The cultured cells were lysed in RIPA lysis buffer (Beyotime, Shanghai, China) supplemented with a cocktail protease inhibitor (Roche, Basel, Switzerland). The proteins were separated by SDS-PAGE and were transferred to polyvinylidene difluoride membranes (Millipore, Bedford, MA, USA). The membranes were blocked in a 5% nonfat milk solution for 2 h at 37 ℃ and were incubated with a primary antibody (Zen BioScience, Chengdu, China) at 4 ℃ overnight, followed by incubation with HRP-conjugated secondary antibodies (Beyotime, Shanghai, China) for 1 h. The signals were visualized using the BeyoECL Plus kit (Beyotime, Shanghai, China). β-actin was used as an internal control.

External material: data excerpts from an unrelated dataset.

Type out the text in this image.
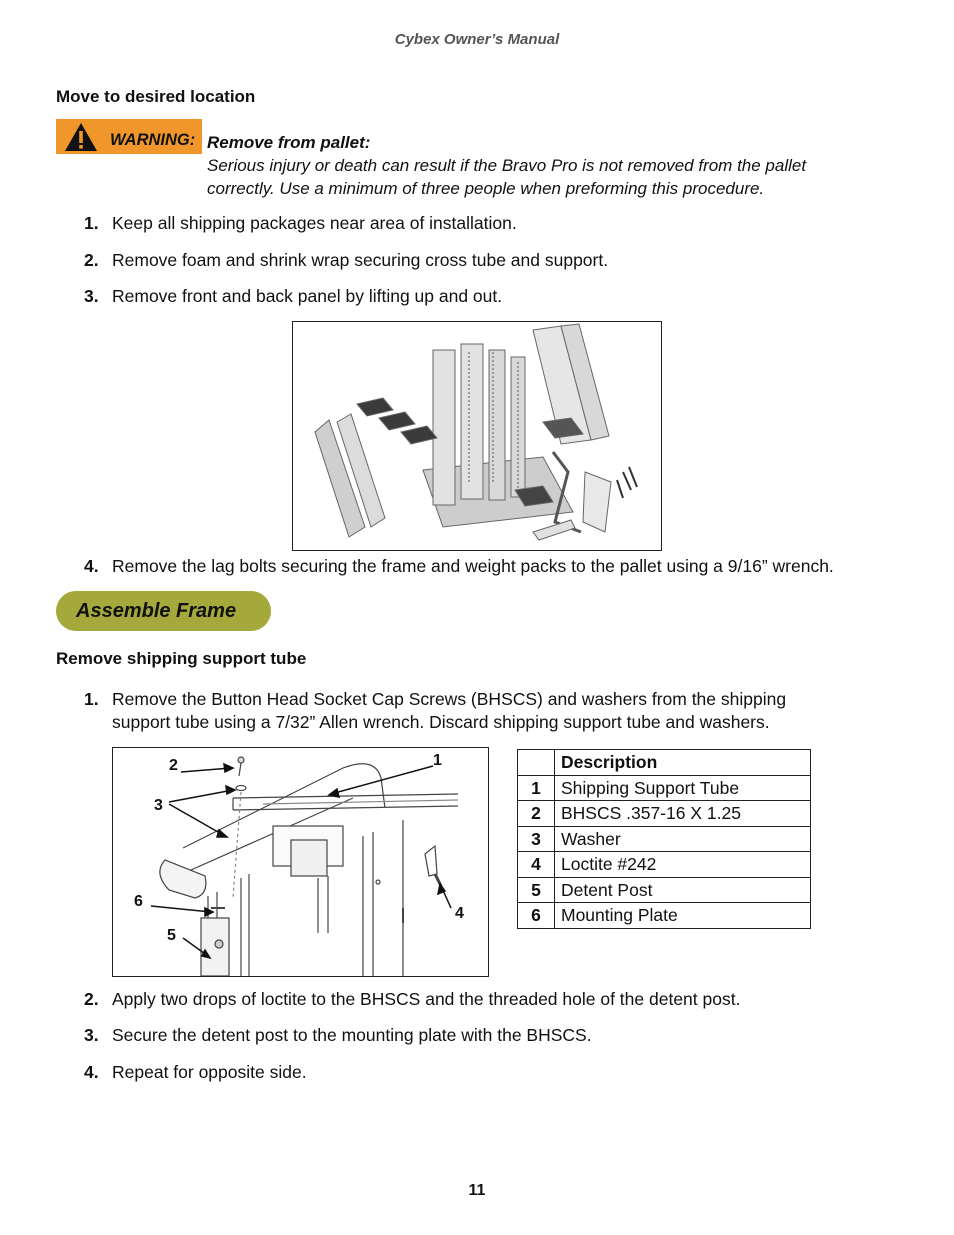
Cybex Owner’s Manual
Move to desired location
WARNING: Remove from pallet:
Serious injury or death can result if the Bravo Pro is not removed from the pallet
correctly. Use a minimum of three people when preforming this procedure.
1. Keep all shipping packages near area of installation.
2. Remove foam and shrink wrap securing cross tube and support.
3. Remove front and back panel by lifting up and out.
4. Remove the lag bolts securing the frame and weight packs to the pallet using a 9/16” wrench.
Assemble Frame
Remove shipping support tube
1. Remove the Button Head Socket Cap Screws (BHSCS) and washers from the shipping
support tube using a 7/32” Allen wrench. Discard shipping support tube and washers.
1
2
3
4
5
6
	Description
1	Shipping Support Tube
2	BHSCS .357-16 X 1.25
3	Washer
4	Loctite #242
5	Detent Post
6	Mounting Plate
2. Apply two drops of loctite to the BHSCS and the threaded hole of the detent post.
3. Secure the detent post to the mounting plate with the BHSCS.
4. Repeat for opposite side.
11
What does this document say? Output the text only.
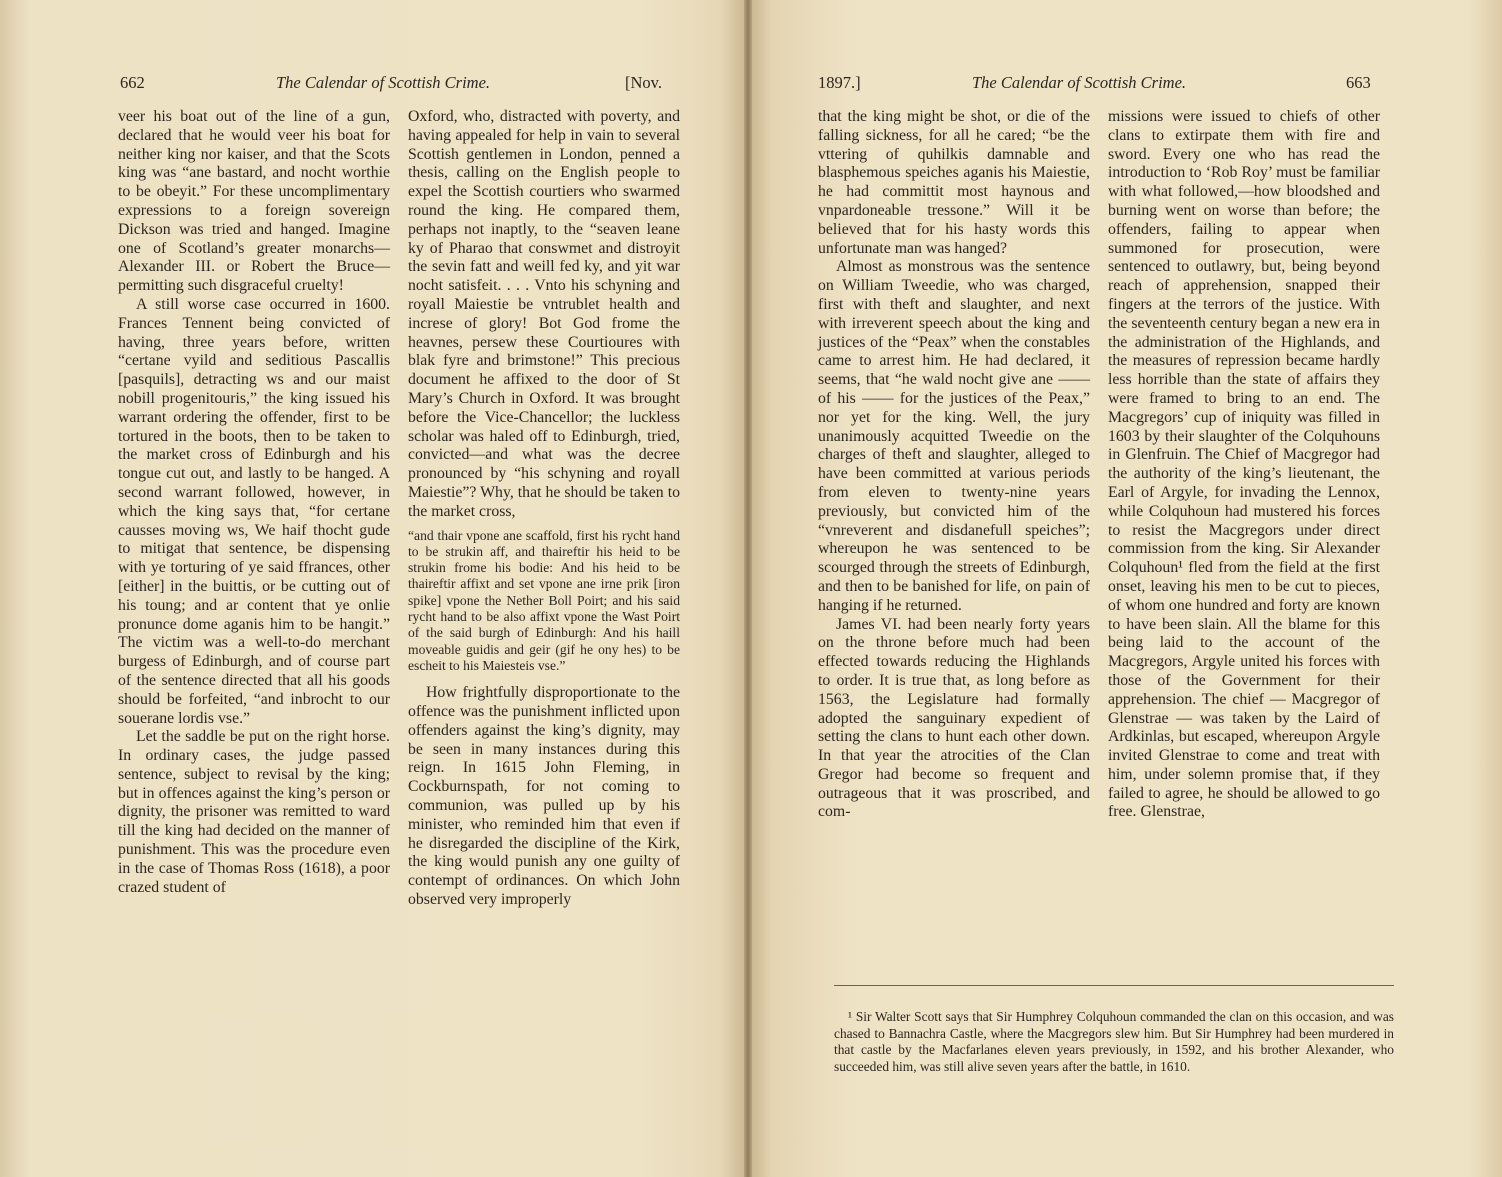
662	The Calendar of Scottish Crime.	[Nov.

veer his boat out of the line of a gun, declared that he would veer his boat for neither king nor kaiser, and that the Scots king was “ane bastard, and nocht worthie to be obeyit.” For these uncomplimentary expressions to a foreign sovereign Dickson was tried and hanged. Imagine one of Scotland’s greater monarchs—Alexander III. or Robert the Bruce—permitting such disgraceful cruelty!

A still worse case occurred in 1600. Frances Tennent being convicted of having, three years before, written “certane vyild and seditious Pascallis [pasquils], detracting ws and our maist nobill progenitouris,” the king issued his warrant ordering the offender, first to be tortured in the boots, then to be taken to the market cross of Edinburgh and his tongue cut out, and lastly to be hanged. A second warrant followed, however, in which the king says that, “for certane causses moving ws, We haif thocht gude to mitigat that sentence, be dispensing with ye torturing of ye said ffrances, other [either] in the buittis, or be cutting out of his toung; and ar content that ye onlie pronunce dome aganis him to be hangit.” The victim was a well-to-do merchant burgess of Edinburgh, and of course part of the sentence directed that all his goods should be forfeited, “and inbrocht to our souerane lordis vse.”

Let the saddle be put on the right horse. In ordinary cases, the judge passed sentence, subject to revisal by the king; but in offences against the king’s person or dignity, the prisoner was remitted to ward till the king had decided on the manner of punishment. This was the procedure even in the case of Thomas Ross (1618), a poor crazed student of

Oxford, who, distracted with poverty, and having appealed for help in vain to several Scottish gentlemen in London, penned a thesis, calling on the English people to expel the Scottish courtiers who swarmed round the king. He compared them, perhaps not inaptly, to the “seaven leane ky of Pharao that conswmet and distroyit the sevin fatt and weill fed ky, and yit war nocht satisfeit. . . . Vnto his schyning and royall Maiestie be vntrublet health and increse of glory! Bot God frome the heavnes, persew these Courtioures with blak fyre and brimstone!” This precious document he affixed to the door of St Mary’s Church in Oxford. It was brought before the Vice-Chancellor; the luckless scholar was haled off to Edinburgh, tried, convicted—and what was the decree pronounced by “his schyning and royall Maiestie”? Why, that he should be taken to the market cross,

“and thair vpone ane scaffold, first his rycht hand to be strukin aff, and thaireftir his heid to be strukin frome his bodie: And his heid to be thaireftir affixt and set vpone ane irne prik [iron spike] vpone the Nether Boll Poirt; and his said rycht hand to be also affixt vpone the Wast Poirt of the said burgh of Edinburgh: And his haill moveable guidis and geir (gif he ony hes) to be escheit to his Maiesteis vse.”

How frightfully disproportionate to the offence was the punishment inflicted upon offenders against the king’s dignity, may be seen in many instances during this reign. In 1615 John Fleming, in Cockburnspath, for not coming to communion, was pulled up by his minister, who reminded him that even if he disregarded the discipline of the Kirk, the king would punish any one guilty of contempt of ordinances. On which John observed very improperly

1897.]	The Calendar of Scottish Crime.	663

that the king might be shot, or die of the falling sickness, for all he cared; “be the vttering of quhilkis damnable and blasphemous speiches aganis his Maiestie, he had committit most haynous and vnpardoneable tressone.” Will it be believed that for his hasty words this unfortunate man was hanged?

Almost as monstrous was the sentence on William Tweedie, who was charged, first with theft and slaughter, and next with irreverent speech about the king and justices of the “Peax” when the constables came to arrest him. He had declared, it seems, that “he wald nocht give ane —— of his —— for the justices of the Peax,” nor yet for the king. Well, the jury unanimously acquitted Tweedie on the charges of theft and slaughter, alleged to have been committed at various periods from eleven to twenty-nine years previously, but convicted him of the “vnreverent and disdanefull speiches”; whereupon he was sentenced to be scourged through the streets of Edinburgh, and then to be banished for life, on pain of hanging if he returned.

James VI. had been nearly forty years on the throne before much had been effected towards reducing the Highlands to order. It is true that, as long before as 1563, the Legislature had formally adopted the sanguinary expedient of setting the clans to hunt each other down. In that year the atrocities of the Clan Gregor had become so frequent and outrageous that it was proscribed, and com-

missions were issued to chiefs of other clans to extirpate them with fire and sword. Every one who has read the introduction to ‘Rob Roy’ must be familiar with what followed,—how bloodshed and burning went on worse than before; the offenders, failing to appear when summoned for prosecution, were sentenced to outlawry, but, being beyond reach of apprehension, snapped their fingers at the terrors of the justice. With the seventeenth century began a new era in the administration of the Highlands, and the measures of repression became hardly less horrible than the state of affairs they were framed to bring to an end. The Macgregors’ cup of iniquity was filled in 1603 by their slaughter of the Colquhouns in Glenfruin. The Chief of Macgregor had the authority of the king’s lieutenant, the Earl of Argyle, for invading the Lennox, while Colquhoun had mustered his forces to resist the Macgregors under direct commission from the king. Sir Alexander Colquhoun¹ fled from the field at the first onset, leaving his men to be cut to pieces, of whom one hundred and forty are known to have been slain. All the blame for this being laid to the account of the Macgregors, Argyle united his forces with those of the Government for their apprehension. The chief — Macgregor of Glenstrae — was taken by the Laird of Ardkinlas, but escaped, whereupon Argyle invited Glenstrae to come and treat with him, under solemn promise that, if they failed to agree, he should be allowed to go free. Glenstrae,

¹ Sir Walter Scott says that Sir Humphrey Colquhoun commanded the clan on this occasion, and was chased to Bannachra Castle, where the Macgregors slew him. But Sir Humphrey had been murdered in that castle by the Macfarlanes eleven years previously, in 1592, and his brother Alexander, who succeeded him, was still alive seven years after the battle, in 1610.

Tumor induction and growth experiments

To detect the in vivo tumorigenicity of the two stable cell lines, BORIS sf2-overexpressing Hepa1c1c7 cells [5×106 in 100 µL of phosphate-buffered saline (PBS)] and BORIS C68-overexpressing Hepa1c1c7 cells (5×106 in 100 µL of PBS) were harvested with trypsin, washed three times with PBS, and injected subcutaneously into the flanks of C57BL/6 mice (n=12 per group). The tumor size was monitored regularly for 41 days, and the tumor volume was determined according to the formula: tumor volume = ½ (length × width2). The data were used to plot a graph of the tumor growth curve.

Statistical analysis

All statistics were calculated using Graphpad Prism version 8 (GraphPad Software, San Diego, CA, USA). Statistical significance was determined using a one-way ANOVA to test for differences between multiple groups. The F test was used to compare variances of samples. Graphs show mean ± SD unless otherwise indicated. For all statistical data, P<0.05 was considered statistically significant.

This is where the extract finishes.